2009 yılında da devam edecek olan müzakerelerde herhangi bir sonuca varmak mümkün olmayacaktır!..Anlaşma gibi bir niyeti olmayan Rum tarafı ile yapılan bu görüşmeler sadece zaman kaybından ibarettir..Ancak bu süreçte önemli olan Türkiye de Mart ayında yapılacak olan yerel seçim hazırlıkları devam ederken; AKP hükümetinin Kıbrıs’ta devam eden bu kritik süreci göz ardı etmemesi ve T.B.M.M de kabul edilmiş olan kırmızı çizgilerin ardında durabilmesidir!..Şu husus asla unutulmamalıdır ki Türkiye’nin evet demeyeceği bir çözüm asla geçerli olamaz!..İşte düğümü çözecek olan tek cevap da budur!..

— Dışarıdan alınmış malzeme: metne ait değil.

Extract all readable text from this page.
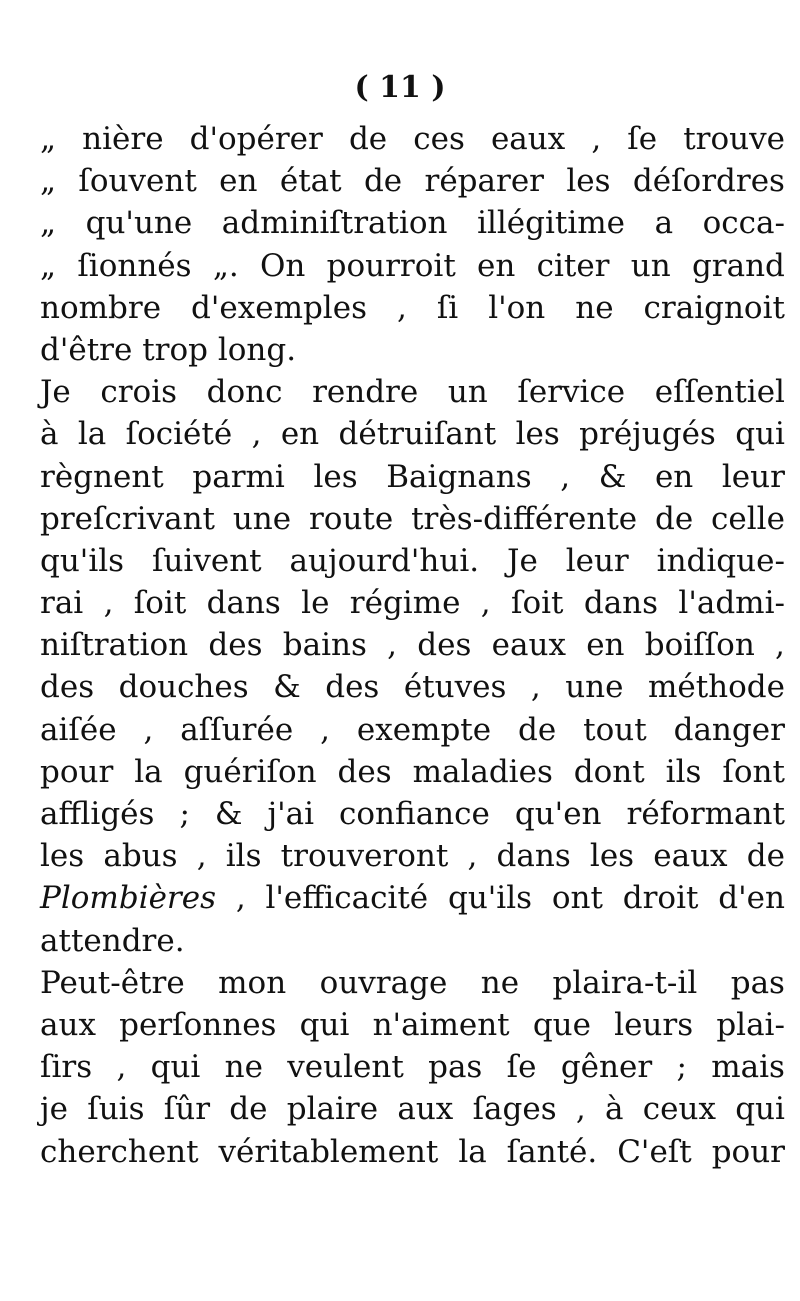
( 11 )
„ nière d'opérer de ces eaux , ſe trouve
„ ſouvent en état de réparer les déſordres
„ qu'une adminiſtration illégitime a occa-
„ ſionnés „. On pourroit en citer un grand
nombre d'exemples , ſi l'on ne craignoit
d'être trop long.
Je crois donc rendre un ſervice eſſentiel
à la ſociété , en détruiſant les préjugés qui
règnent parmi les Baignans , & en leur
preſcrivant une route très-différente de celle
qu'ils ſuivent aujourd'hui. Je leur indique-
rai , ſoit dans le régime , ſoit dans l'admi-
niſtration des bains , des eaux en boiſſon ,
des douches & des étuves , une méthode
aiſée , aſſurée , exempte de tout danger
pour la guériſon des maladies dont ils ſont
affligés ; & j'ai confiance qu'en réformant
les abus , ils trouveront , dans les eaux de
Plombières , l'efficacité qu'ils ont droit d'en
attendre.
Peut-être mon ouvrage ne plaira-t-il pas
aux perſonnes qui n'aiment que leurs plai-
ſirs , qui ne veulent pas ſe gêner ; mais
je ſuis ſûr de plaire aux ſages , à ceux qui
cherchent véritablement la ſanté. C'eſt pour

Bu süreç devam ederken K.K.T.C’ de görevde olan hükümetin partizanca uygulamaları ve Kıbrıs Türk Halkını adeta canından bezdiren ekonomik başarısızlıkları,Birleşik Kıbrıs için Rum’lar ile işbirliği içerisinde yürütülen faaliyetlerin, kendini bilmez birtakım kişi ve derneklerce yönlendirilmesinin halkın artan tepkisini çekmesi, UBP’nin yeni genel başkanı ve yeni yöneticilerinin ana muhalefet görevlerini yerine getirerek erken seçimi gündeme almaları ve bu nedenle CTP-ÖRP hükümetini iyice sıkıştırmaları sonucunda; büyük bir ihtimalle K.K.T.C’de mayıs veya haziran 2009’da bir erken seçim kararının alınması, ya da bir erken seçime gidilmesi kaçınılmaz olacaktır. Kıbrıs Türk Halkının iş başına getireceği yeni bir hükümet, Rum’larla yürütülen çözüme yönelik müzakereleri bir anda gündemin dışına itebilecektir!..
Görünen odur ki Kıbrıs’ta taraflar arasında devam eden müzakerelerden sonuç beklemek hayalden ibarettir!..Beklenen sonuç, Rum’ların hayalini süsleyen ile aynı olmadıkça da asla gerçekleşmeyecektir!..Böyle bir hayalin gerçekleşmesine de Kıbrıs Türk Halkı ve Yüce Türk Milleti izin vermeyecektir..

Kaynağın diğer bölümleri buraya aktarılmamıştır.